You know how, when you fall in love, there’s no answer to the why part, and we don’t really ask because it’s LOVE? That’s how I felt about making these beautiful, natural products. (Still do.) I wanted to shout from the rooftops: “Hey everyone! Let’s stop using all these chemicals that make little girls get their periods too early and cause cancer and fish mutations and are changing the planet and the course of our evolution! And, let’s do it not only because it’s the right thing to do, but because there are SO many better options, and I now know how to make them!!!”

(By the way, here I still am, up on the rooftop, shouting.)

MAKING THE JUMP TO A NEW CAREER

The process of leaving the emergency room was excruciating. My thoughts were stuck in an endless loop: "I am a doctor! I worked hard to be a doctor, especially while making babies at the same time! My dad is a law professor, my mom was a lawyer, and I’m going to be a SOAP MAKER??" I suffered silently for a long time, and considered it endlessly about it from every angle. But I kept wondering what my mom would say, and I could hear it as clearly as I heard her little heart stop: “Honey, do what you love.” When I finally said it all out loud, my prince of a husband cocked his head at me with a slight, confused smile.
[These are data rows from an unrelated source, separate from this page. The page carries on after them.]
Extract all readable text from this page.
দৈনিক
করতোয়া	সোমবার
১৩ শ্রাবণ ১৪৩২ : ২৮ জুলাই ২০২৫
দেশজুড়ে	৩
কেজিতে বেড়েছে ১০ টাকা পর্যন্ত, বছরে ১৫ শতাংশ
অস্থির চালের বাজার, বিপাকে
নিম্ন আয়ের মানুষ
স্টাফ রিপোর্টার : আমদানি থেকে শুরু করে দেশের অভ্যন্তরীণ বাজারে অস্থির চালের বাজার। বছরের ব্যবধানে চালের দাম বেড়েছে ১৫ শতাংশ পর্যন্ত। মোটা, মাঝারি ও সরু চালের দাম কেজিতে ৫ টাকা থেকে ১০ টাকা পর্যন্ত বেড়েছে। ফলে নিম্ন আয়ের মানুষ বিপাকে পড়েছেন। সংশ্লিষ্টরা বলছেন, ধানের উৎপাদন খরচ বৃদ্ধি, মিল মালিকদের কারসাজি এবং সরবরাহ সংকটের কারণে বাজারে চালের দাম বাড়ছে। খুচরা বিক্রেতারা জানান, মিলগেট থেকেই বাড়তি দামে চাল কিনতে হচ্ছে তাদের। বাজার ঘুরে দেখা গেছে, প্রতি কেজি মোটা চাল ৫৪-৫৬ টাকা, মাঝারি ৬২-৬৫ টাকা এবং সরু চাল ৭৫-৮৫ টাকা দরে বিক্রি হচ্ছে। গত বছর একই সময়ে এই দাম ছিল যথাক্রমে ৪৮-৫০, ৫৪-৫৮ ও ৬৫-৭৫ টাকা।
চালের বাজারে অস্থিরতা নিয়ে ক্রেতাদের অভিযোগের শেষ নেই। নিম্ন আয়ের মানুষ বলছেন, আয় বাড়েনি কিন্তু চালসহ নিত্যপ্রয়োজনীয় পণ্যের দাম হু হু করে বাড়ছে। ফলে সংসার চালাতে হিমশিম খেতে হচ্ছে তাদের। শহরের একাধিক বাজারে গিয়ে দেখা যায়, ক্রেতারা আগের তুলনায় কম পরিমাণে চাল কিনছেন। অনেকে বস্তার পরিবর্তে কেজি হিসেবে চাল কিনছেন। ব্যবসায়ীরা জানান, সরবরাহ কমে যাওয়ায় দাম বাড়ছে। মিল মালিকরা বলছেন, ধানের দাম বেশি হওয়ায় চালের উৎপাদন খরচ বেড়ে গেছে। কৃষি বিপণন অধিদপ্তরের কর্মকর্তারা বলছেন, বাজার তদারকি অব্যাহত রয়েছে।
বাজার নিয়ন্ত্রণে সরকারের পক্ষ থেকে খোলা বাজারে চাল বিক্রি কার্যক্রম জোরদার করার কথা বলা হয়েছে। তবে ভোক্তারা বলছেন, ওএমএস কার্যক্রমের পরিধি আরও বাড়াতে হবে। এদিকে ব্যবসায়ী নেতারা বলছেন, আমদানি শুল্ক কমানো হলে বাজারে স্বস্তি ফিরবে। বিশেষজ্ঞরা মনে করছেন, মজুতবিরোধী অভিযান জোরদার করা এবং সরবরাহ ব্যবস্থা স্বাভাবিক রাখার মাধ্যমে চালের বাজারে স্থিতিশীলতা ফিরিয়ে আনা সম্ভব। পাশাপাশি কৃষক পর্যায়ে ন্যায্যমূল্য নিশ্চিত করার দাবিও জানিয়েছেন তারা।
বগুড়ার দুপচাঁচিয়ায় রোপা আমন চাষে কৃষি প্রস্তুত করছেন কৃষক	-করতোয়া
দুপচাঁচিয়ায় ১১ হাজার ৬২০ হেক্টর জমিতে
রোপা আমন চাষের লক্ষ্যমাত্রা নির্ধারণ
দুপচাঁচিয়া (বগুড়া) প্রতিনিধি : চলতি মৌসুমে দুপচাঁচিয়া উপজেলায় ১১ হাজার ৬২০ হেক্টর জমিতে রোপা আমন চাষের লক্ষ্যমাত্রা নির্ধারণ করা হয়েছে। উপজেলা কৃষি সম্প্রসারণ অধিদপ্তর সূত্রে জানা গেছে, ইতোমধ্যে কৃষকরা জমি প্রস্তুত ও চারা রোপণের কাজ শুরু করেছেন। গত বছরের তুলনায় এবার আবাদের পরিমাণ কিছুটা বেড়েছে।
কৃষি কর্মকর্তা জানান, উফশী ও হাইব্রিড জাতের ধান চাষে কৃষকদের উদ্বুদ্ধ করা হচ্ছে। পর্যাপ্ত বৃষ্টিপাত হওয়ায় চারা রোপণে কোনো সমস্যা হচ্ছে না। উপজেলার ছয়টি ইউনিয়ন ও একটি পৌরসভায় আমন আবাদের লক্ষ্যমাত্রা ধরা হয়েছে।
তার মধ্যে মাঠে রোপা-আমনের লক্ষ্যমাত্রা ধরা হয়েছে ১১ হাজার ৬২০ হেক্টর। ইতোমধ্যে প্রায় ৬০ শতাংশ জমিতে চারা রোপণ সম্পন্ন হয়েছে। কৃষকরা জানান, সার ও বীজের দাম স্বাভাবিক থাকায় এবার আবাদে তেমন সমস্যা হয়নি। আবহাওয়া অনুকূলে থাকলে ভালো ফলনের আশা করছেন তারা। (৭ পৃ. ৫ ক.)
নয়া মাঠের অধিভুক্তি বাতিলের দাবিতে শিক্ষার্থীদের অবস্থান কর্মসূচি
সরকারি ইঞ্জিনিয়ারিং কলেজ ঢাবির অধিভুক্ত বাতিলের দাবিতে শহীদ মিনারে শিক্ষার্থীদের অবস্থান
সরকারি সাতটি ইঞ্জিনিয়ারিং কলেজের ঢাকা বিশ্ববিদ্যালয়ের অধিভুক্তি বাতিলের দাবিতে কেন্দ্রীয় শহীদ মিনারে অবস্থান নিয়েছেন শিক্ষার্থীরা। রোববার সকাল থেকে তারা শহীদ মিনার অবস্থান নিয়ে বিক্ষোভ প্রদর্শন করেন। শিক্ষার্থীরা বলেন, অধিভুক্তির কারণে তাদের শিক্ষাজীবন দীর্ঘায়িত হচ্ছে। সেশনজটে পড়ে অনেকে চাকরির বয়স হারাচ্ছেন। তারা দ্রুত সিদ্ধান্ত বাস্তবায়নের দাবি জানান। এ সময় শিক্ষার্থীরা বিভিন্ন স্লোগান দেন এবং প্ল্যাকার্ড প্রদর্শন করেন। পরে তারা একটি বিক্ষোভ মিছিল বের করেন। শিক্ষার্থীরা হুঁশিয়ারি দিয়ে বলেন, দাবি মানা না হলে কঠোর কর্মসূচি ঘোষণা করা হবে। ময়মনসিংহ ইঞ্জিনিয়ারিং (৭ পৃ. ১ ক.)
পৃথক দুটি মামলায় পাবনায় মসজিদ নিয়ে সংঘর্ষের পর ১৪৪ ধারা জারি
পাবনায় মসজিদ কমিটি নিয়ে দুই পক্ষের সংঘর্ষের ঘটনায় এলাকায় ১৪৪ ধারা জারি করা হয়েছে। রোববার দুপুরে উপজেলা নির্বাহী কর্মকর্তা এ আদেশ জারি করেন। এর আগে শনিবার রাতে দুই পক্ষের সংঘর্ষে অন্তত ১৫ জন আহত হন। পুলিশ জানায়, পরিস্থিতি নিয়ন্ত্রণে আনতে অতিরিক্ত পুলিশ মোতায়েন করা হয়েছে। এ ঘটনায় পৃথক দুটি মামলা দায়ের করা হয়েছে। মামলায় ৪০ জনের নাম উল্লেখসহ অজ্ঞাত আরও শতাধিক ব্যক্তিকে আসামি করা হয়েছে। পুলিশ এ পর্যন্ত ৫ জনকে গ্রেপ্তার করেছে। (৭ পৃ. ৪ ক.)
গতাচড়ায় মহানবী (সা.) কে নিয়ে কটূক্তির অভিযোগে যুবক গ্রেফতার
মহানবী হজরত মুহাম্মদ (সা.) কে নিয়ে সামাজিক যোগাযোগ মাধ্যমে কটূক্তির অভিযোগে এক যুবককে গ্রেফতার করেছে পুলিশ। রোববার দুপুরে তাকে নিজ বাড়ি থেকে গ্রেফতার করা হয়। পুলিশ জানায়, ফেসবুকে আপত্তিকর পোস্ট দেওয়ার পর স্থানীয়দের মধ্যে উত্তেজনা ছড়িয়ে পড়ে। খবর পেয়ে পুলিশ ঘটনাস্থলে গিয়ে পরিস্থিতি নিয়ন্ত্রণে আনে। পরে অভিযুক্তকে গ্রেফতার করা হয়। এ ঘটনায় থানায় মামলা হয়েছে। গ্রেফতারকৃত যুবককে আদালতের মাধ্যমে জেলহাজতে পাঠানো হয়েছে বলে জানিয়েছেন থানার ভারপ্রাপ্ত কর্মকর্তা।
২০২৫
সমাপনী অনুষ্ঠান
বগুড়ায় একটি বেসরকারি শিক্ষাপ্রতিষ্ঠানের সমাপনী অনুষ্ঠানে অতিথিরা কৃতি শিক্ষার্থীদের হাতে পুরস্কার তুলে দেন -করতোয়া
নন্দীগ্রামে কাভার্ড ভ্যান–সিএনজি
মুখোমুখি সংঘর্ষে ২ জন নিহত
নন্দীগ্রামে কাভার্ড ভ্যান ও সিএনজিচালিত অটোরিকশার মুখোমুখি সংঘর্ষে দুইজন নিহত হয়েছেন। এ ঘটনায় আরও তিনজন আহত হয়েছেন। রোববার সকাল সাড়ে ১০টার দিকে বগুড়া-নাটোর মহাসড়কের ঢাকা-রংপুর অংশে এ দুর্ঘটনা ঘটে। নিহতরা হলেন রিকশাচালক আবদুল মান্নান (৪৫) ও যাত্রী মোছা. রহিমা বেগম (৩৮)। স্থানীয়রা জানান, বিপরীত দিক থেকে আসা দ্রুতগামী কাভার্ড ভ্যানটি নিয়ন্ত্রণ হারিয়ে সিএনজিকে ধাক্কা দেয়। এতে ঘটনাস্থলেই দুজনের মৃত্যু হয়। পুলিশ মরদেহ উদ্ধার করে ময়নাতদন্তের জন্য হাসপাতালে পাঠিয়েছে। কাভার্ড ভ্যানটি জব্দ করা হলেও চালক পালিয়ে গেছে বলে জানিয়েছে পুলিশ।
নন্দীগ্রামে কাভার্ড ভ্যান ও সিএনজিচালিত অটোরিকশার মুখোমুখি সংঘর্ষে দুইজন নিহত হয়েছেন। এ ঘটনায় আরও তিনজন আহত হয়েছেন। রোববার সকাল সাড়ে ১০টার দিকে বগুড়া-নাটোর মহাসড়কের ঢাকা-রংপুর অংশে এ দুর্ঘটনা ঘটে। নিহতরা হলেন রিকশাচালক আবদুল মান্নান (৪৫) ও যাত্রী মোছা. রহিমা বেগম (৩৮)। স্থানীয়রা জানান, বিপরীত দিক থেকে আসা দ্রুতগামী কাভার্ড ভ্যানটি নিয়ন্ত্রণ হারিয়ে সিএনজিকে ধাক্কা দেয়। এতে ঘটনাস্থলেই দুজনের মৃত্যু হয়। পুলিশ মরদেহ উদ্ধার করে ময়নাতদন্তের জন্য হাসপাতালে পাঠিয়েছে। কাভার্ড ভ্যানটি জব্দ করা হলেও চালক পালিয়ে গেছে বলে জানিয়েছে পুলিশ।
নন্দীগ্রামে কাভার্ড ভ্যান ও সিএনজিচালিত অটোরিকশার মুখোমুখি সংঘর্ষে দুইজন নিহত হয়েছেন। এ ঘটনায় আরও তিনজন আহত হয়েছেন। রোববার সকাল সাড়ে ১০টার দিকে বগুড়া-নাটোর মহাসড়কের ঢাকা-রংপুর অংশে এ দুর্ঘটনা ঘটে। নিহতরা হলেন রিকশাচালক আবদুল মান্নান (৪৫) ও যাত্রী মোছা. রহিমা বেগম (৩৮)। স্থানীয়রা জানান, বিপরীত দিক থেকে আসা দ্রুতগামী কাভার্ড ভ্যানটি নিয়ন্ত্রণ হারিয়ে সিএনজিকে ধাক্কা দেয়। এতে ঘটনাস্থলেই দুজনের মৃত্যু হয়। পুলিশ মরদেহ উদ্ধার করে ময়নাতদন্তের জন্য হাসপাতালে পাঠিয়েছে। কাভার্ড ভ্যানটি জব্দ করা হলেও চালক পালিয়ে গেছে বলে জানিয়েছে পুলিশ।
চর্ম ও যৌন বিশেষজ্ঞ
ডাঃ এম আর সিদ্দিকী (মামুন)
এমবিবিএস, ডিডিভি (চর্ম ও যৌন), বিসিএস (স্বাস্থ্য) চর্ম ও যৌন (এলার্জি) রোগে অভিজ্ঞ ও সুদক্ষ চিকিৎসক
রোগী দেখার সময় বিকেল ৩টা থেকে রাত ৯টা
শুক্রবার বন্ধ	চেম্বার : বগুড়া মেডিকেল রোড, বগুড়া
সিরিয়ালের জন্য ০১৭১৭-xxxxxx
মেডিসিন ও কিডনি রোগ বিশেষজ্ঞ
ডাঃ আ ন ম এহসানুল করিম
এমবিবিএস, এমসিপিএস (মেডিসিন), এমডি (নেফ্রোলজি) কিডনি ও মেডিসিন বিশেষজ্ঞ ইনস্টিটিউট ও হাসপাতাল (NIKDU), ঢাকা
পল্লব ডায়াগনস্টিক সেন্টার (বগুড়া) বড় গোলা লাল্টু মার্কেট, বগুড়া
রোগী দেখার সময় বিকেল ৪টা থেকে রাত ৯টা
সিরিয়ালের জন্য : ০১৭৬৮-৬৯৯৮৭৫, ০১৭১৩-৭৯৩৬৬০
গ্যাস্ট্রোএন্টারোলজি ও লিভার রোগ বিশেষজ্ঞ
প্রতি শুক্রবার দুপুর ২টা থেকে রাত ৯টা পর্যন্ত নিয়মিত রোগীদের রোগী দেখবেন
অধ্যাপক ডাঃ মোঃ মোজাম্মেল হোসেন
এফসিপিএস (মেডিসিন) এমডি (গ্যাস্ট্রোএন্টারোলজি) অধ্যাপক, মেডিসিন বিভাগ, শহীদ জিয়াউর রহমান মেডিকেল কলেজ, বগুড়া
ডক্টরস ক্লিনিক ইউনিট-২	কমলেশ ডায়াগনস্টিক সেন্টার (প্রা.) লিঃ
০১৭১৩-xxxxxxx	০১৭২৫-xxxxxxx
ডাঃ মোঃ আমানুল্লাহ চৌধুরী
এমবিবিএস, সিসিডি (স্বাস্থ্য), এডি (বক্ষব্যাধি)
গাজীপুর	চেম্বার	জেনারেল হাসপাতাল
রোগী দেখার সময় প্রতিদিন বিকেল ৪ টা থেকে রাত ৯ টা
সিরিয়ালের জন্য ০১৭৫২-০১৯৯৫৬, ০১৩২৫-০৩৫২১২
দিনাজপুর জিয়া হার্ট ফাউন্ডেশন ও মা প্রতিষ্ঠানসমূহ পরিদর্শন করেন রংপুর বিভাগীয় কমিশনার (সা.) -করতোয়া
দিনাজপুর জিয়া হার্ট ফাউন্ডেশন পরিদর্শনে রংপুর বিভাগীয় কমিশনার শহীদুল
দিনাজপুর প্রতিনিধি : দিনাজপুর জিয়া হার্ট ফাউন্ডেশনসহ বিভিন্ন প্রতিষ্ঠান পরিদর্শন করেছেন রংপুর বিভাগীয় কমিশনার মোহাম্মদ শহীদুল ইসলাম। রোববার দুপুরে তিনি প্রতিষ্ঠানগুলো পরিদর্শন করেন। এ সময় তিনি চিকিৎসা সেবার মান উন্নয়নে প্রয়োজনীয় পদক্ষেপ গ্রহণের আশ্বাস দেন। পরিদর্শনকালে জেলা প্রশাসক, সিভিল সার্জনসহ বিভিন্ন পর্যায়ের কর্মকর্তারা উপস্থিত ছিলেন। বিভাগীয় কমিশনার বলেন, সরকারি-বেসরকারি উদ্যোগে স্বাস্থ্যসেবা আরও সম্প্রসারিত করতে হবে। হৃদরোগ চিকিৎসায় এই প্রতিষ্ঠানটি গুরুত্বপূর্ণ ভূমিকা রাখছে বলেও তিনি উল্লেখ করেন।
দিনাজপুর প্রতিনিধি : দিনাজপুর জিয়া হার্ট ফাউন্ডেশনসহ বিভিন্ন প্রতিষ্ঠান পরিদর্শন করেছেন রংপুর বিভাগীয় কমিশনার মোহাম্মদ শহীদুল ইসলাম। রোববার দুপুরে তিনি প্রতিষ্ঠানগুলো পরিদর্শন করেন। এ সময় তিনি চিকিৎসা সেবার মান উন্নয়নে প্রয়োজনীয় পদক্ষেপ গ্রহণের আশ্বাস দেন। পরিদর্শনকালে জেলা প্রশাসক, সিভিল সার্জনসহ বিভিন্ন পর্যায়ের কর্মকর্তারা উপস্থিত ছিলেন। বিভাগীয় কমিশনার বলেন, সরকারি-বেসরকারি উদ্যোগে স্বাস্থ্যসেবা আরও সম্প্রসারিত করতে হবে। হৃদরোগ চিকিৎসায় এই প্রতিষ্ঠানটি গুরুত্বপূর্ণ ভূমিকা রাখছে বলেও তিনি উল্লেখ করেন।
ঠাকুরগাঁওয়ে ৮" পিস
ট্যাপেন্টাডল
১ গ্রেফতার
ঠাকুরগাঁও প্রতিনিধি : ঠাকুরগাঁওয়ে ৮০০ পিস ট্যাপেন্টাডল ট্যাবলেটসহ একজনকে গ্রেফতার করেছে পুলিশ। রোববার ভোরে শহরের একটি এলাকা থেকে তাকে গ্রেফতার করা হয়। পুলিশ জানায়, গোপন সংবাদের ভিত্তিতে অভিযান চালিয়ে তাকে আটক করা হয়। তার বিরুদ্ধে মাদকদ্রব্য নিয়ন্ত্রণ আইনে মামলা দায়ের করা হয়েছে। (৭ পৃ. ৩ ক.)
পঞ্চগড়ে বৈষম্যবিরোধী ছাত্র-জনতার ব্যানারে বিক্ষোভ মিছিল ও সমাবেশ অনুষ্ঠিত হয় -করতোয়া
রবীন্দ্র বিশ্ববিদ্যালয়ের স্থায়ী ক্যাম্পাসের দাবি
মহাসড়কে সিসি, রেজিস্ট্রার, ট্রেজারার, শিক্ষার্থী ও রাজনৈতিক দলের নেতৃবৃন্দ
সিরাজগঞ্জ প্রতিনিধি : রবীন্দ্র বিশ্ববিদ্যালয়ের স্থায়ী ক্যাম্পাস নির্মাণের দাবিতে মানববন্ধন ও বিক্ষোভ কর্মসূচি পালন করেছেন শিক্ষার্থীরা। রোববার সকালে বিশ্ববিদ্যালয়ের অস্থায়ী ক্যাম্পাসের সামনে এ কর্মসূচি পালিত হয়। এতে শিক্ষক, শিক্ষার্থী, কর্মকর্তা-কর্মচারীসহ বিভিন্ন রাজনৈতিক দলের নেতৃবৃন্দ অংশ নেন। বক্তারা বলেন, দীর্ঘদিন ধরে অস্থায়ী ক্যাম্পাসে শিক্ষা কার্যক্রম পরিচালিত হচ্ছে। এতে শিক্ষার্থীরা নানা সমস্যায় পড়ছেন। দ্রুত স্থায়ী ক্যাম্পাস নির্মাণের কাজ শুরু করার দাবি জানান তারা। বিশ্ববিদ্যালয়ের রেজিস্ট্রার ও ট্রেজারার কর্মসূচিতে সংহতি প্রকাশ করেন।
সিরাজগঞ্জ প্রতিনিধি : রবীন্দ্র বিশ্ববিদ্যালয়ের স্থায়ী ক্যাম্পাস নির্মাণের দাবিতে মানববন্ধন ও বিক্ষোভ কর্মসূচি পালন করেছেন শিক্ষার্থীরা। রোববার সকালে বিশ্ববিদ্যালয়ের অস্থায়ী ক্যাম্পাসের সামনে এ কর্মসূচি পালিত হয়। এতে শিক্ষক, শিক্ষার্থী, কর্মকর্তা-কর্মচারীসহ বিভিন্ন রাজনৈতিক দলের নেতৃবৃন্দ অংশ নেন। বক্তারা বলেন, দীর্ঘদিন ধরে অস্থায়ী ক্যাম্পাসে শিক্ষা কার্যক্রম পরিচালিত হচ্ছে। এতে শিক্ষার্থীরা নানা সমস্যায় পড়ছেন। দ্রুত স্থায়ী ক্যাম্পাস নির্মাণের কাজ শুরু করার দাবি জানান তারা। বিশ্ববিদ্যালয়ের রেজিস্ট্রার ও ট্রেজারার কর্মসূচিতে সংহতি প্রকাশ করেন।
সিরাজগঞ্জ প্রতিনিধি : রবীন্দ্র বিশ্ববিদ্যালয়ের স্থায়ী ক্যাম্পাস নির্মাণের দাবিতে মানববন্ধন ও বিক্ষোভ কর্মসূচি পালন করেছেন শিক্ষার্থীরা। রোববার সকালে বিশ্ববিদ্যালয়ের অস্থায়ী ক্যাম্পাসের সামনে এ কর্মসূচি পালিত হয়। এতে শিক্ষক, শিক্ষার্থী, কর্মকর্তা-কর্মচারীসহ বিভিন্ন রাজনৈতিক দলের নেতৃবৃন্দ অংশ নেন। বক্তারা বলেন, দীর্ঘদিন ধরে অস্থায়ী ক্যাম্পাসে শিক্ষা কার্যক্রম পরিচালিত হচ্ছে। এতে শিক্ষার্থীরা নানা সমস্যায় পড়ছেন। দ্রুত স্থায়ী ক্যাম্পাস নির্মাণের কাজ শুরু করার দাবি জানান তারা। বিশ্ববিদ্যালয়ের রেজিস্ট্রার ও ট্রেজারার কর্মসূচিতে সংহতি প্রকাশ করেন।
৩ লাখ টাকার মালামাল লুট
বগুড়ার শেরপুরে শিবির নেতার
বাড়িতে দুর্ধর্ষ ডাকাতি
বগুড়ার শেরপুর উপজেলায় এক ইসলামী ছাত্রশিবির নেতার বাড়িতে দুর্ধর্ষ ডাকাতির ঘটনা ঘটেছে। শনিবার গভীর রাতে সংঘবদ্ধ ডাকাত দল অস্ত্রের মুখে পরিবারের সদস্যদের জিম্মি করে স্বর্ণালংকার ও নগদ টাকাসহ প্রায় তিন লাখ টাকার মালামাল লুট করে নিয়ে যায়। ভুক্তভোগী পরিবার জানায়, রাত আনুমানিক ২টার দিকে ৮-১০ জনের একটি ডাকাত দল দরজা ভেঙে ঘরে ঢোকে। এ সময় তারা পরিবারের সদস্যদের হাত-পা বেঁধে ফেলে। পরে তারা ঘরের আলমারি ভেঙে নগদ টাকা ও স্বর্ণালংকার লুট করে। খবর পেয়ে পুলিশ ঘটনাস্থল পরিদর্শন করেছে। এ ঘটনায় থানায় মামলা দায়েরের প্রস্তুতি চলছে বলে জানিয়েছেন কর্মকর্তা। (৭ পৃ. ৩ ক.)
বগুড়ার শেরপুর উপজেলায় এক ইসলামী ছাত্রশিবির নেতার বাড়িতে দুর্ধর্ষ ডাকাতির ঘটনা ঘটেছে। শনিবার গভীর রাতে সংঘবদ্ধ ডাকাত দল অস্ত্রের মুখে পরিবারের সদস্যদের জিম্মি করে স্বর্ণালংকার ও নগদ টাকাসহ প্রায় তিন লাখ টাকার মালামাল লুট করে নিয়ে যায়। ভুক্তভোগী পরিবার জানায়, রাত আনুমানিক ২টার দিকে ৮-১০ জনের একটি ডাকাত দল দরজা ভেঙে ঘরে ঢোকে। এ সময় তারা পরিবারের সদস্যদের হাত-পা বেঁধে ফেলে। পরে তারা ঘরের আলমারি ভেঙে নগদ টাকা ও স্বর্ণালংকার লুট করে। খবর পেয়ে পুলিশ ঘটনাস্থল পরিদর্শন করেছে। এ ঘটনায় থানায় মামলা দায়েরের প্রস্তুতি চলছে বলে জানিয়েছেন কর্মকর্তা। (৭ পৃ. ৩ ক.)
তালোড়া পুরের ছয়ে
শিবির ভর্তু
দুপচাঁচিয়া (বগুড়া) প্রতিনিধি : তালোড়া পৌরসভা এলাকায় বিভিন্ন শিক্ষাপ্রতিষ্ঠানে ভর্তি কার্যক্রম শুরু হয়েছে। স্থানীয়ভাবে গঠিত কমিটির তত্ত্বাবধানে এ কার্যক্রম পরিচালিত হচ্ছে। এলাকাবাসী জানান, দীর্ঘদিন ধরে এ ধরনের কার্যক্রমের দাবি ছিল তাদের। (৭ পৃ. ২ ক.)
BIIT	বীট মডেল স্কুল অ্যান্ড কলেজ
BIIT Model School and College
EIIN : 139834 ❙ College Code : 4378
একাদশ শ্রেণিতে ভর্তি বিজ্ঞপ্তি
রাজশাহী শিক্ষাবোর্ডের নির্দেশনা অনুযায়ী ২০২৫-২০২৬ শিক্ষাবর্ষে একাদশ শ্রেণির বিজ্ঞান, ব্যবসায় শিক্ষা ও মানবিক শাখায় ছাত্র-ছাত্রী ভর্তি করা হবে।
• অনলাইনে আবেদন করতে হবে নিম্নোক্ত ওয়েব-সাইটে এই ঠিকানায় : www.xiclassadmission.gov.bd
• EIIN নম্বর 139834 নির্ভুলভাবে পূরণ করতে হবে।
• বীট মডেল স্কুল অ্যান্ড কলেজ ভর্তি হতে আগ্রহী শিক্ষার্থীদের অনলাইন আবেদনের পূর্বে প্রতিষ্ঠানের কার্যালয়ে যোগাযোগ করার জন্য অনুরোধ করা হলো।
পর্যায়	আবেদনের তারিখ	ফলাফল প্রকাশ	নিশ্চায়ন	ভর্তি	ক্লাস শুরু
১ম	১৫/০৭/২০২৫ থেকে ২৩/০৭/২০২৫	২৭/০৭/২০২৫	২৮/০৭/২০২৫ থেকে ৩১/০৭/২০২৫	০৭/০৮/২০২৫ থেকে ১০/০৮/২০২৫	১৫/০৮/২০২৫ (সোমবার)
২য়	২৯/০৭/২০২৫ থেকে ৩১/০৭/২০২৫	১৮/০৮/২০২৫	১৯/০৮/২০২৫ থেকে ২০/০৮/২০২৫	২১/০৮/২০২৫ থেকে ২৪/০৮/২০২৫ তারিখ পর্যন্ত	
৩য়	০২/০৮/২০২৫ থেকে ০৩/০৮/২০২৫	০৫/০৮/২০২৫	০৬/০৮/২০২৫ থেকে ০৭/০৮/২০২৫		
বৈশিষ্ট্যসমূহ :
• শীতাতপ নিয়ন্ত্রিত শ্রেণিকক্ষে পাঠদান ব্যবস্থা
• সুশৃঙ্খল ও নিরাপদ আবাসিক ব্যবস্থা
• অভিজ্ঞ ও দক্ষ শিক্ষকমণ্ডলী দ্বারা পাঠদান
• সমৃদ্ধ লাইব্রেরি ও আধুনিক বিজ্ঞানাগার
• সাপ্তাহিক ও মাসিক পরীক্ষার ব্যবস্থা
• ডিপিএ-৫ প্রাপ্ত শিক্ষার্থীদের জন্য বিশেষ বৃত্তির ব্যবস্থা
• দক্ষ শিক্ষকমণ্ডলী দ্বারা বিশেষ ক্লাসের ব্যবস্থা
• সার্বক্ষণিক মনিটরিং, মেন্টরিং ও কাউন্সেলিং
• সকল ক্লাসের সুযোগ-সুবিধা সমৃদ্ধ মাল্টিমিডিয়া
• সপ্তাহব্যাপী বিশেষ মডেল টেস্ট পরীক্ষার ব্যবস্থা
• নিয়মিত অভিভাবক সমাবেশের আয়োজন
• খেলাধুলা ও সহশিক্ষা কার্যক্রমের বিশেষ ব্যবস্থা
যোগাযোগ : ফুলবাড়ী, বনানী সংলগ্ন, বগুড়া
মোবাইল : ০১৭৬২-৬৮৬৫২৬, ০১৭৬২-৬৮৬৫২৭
And then he looked at my face and said “OH. You’re serious. Okay, let’s make a plan.”

So we did. And eleven years later, I am still the CEO of our medium-sized skincare brand. We have an incredible team, a sustainably-built facility, and we still make most of our products in house. I use my medical background to help people with specific skin issues and formulate using ingredients that are simple, natural, and effective.

Do I miss medicine? Sometimes, yes. But here's how I see it. If one person finally finds relief from her chronic eczema thanks to our products, I have practiced medicine. If our blog posts help people understand why certain personal care chemicals are truly harmful to human health, I have practiced medicine. And if the level of 1,4-dioxane in our water supply goes down over the next 30 years and fewer aquatic species are affected because of my company and companies like it, I have practiced medicine. And, most importantly, I have practiced love.

So….

What’s your passion? And what’s your plan?

It's time to do what you are called to do, and we'll be here cheering you on from the mountains of Colorado.